Ahh, unions. The siren song of the 20th century, and some nurses think it's the next Big Thing.
What's the real meaning of right-to-work? It's that you, as an individual nurse, do not have to belong to a union, if you do not want to. Simple as that. The 20th century was a time of increasing freedom, diversity, and change, and most workers simply have no desire to belong to the likes of the AFL-CIO (the parent group behind the UAN). More and more Americans work in small businesses or are self-employed, and this has given a range of workplace choices and options unthinkable 50 years ago. The same is true for nurses. Maybe that's why "union membership declined by 219,000 last year to 16,258,000 workers. The percentage of American workers who are currently union members is at its lowest level since the end of World War II. Only 13.5 percent of all Americans are union members, down from 13.9 percent in 1999, and from a high of almost 36 percent in the early 1950s. The percentage of Americans who are union card holders has been dropping steadily for 50 years." (from http://www.manufacturingnews.com/news/01/0214/art1.html
If nurses want to belong to a union, more power to them. But there are many of us who have no desire to affiliate ourselves with the drudgery of unions, complete with their old-fashioned, top-down structure, their inflexibility, and the corruption that seems to go with union territory.

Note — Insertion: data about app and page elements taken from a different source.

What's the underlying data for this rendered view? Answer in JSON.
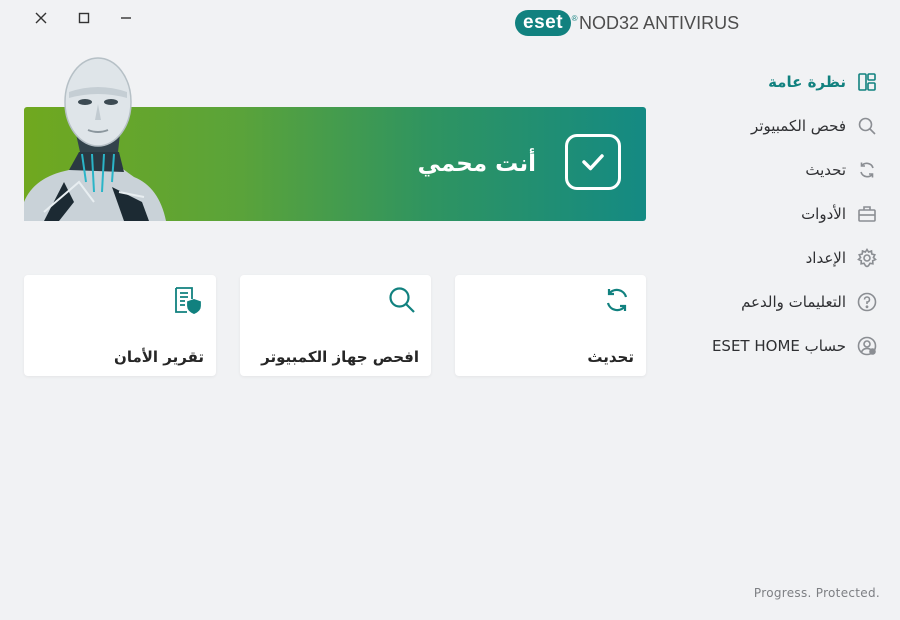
{
  "window": {
    "close_icon": "close-icon",
    "maximize_icon": "maximize-icon",
    "minimize_icon": "minimize-icon"
  },
  "brand": {
    "logo_text": "eset",
    "registered": "®",
    "product_name": "NOD32 ANTIVIRUS",
    "accent_color": "#11817f"
  },
  "sidebar": {
    "items": [
      {
        "label": "نظرة عامة",
        "icon": "overview-icon",
        "active": true
      },
      {
        "label": "فحص الكمبيوتر",
        "icon": "search-icon",
        "active": false
      },
      {
        "label": "تحديث",
        "icon": "refresh-icon",
        "active": false
      },
      {
        "label": "الأدوات",
        "icon": "toolbox-icon",
        "active": false
      },
      {
        "label": "الإعداد",
        "icon": "gear-icon",
        "active": false
      },
      {
        "label": "التعليمات والدعم",
        "icon": "help-icon",
        "active": false
      },
      {
        "label": "حساب ESET HOME",
        "icon": "account-icon",
        "active": false
      }
    ]
  },
  "status": {
    "text": "أنت محمي",
    "icon": "checkmark-icon",
    "gradient_start": "#70a81f",
    "gradient_end": "#148a83"
  },
  "cards": [
    {
      "label": "تحديث",
      "icon": "refresh-icon"
    },
    {
      "label": "افحص جهاز الكمبيوتر",
      "icon": "search-icon"
    },
    {
      "label": "تقرير الأمان",
      "icon": "security-report-icon"
    }
  ],
  "footer": {
    "tagline": "Progress. Protected."
  }
}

Unions are also not cost-free: the average Teamster, for example, pays around $7 a week in union dues. For those without a calculator handy, that works out to some $360 a year.
Unions may have had their place 80 or 100 years ago. But they are a movement whose time has passed. The American worker is voting with his or her feet, and rejecting this outdated way of dealing with workplace opportunities and problems.